Shakespearean take on health

Lydia Blomfield plays the Barber-Surgeon in this year's Shakespeare in the Park production, A Plague O' Both Your Houses, staged in Invercargill's Queens Park.
(From left) Ricky Andrews, Maggie Pirie and Victoria Morgan during a dress rehearsal at Queens Park this week.

THE Shakespeare in the Park production and cast is back at Queens Park this week with its version of A Plague O’ Both Your Houses.

After having production livestreamed last year due to the Covid-19 outbreak, the Shakespeare in the Park Charitable Trust managed to bring live theatre to the gardens again with a timely production.

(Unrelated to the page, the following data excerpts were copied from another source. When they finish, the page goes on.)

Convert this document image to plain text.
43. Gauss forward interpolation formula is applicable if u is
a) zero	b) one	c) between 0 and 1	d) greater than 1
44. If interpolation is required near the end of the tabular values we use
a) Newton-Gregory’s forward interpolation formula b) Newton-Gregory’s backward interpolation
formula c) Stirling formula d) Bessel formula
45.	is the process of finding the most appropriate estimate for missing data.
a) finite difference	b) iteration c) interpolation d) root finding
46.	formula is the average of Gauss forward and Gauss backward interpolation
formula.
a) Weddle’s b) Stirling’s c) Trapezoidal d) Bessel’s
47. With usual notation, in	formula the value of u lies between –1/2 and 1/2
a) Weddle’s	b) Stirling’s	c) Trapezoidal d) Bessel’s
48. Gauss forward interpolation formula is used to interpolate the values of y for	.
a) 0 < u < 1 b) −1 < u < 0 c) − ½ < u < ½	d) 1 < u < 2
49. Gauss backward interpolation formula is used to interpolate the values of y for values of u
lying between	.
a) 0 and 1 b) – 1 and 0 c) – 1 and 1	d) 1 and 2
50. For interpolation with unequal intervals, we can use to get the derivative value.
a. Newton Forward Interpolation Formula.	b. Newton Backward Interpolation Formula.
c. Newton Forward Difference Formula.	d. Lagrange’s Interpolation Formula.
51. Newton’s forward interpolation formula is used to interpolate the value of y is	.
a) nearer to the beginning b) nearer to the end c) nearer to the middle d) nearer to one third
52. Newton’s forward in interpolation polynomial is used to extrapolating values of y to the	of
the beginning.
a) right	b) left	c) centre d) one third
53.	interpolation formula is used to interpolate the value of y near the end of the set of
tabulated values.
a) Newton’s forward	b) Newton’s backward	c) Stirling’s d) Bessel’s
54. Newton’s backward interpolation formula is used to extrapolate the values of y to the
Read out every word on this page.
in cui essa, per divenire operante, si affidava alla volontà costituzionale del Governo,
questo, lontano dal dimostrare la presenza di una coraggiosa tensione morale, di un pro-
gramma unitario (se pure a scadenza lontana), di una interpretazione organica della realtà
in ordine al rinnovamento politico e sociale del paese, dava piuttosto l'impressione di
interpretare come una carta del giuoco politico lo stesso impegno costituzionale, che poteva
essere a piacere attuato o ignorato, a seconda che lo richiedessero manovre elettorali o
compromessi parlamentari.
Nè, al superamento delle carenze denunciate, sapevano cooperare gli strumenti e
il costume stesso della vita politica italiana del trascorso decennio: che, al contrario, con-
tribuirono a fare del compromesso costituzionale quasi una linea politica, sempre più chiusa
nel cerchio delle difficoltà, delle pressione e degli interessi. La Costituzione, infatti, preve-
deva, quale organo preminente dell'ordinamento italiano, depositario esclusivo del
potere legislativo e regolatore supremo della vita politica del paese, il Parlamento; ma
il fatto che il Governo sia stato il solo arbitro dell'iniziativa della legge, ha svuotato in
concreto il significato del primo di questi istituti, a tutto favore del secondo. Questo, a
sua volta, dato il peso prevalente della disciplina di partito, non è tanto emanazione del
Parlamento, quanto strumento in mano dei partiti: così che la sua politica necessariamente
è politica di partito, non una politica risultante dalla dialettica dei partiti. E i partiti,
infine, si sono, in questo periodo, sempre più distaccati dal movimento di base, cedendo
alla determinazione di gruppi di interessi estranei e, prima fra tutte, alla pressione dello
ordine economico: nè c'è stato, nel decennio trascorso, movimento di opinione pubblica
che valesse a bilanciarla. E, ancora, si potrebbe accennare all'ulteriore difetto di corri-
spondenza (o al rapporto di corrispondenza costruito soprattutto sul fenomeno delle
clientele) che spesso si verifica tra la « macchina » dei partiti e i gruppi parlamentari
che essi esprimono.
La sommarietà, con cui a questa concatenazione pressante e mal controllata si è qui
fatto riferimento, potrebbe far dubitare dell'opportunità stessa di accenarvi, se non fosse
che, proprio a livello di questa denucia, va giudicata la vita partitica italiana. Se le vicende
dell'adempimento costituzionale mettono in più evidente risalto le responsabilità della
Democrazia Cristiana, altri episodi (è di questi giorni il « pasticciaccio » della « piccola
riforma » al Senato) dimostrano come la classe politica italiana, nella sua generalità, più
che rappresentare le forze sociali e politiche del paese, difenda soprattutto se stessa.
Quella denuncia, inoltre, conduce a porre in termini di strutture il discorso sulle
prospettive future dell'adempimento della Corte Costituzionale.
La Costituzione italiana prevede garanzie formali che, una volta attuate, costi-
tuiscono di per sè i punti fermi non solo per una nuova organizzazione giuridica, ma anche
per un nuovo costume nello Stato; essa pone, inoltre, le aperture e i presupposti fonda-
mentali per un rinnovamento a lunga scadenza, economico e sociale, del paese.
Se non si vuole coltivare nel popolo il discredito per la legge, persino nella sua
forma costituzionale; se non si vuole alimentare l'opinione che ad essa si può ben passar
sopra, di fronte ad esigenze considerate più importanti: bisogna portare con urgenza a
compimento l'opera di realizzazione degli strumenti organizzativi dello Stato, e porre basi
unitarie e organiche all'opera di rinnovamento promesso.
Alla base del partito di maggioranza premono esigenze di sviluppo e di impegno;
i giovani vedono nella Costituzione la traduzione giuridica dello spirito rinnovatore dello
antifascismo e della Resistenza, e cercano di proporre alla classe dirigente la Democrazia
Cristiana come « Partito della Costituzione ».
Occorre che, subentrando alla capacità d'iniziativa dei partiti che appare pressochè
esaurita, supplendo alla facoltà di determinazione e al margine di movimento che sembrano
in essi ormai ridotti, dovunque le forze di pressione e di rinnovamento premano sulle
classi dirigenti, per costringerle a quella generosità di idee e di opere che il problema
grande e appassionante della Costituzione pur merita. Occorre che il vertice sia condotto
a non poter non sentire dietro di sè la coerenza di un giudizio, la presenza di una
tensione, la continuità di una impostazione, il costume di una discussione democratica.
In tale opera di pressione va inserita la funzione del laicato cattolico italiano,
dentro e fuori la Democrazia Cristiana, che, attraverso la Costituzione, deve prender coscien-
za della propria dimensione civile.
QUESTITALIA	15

Director Angela Newell said this year’s play was based around Shakespearean treatments of health and medicine.

It illuminated some of the customs, beliefs and practises from Elizabethan life, which could be compared to present times when our community was grappling with the Covid-19 pandemic, she said.

“Whether it’s Ophelia’s grief or Romeo’s quest to find poison, or King’s Lear’s senility -Shakespeare wove his own understanding of health and well-being (or lack of it) into his plays.

“With our current focus on the pandemic, it is interesting to reflect on what similarities and differences there are between Shakespeare’s world and ours.”

A Plague O’ Both Your Houses will be presented from today at 6pm until Sunday, with two extra sessions at 2pm during the weekend.

The assembly point is in front of the Winter Garden – between the Chinese and Japanese gardens. Entry is free but a vaccination pass is required.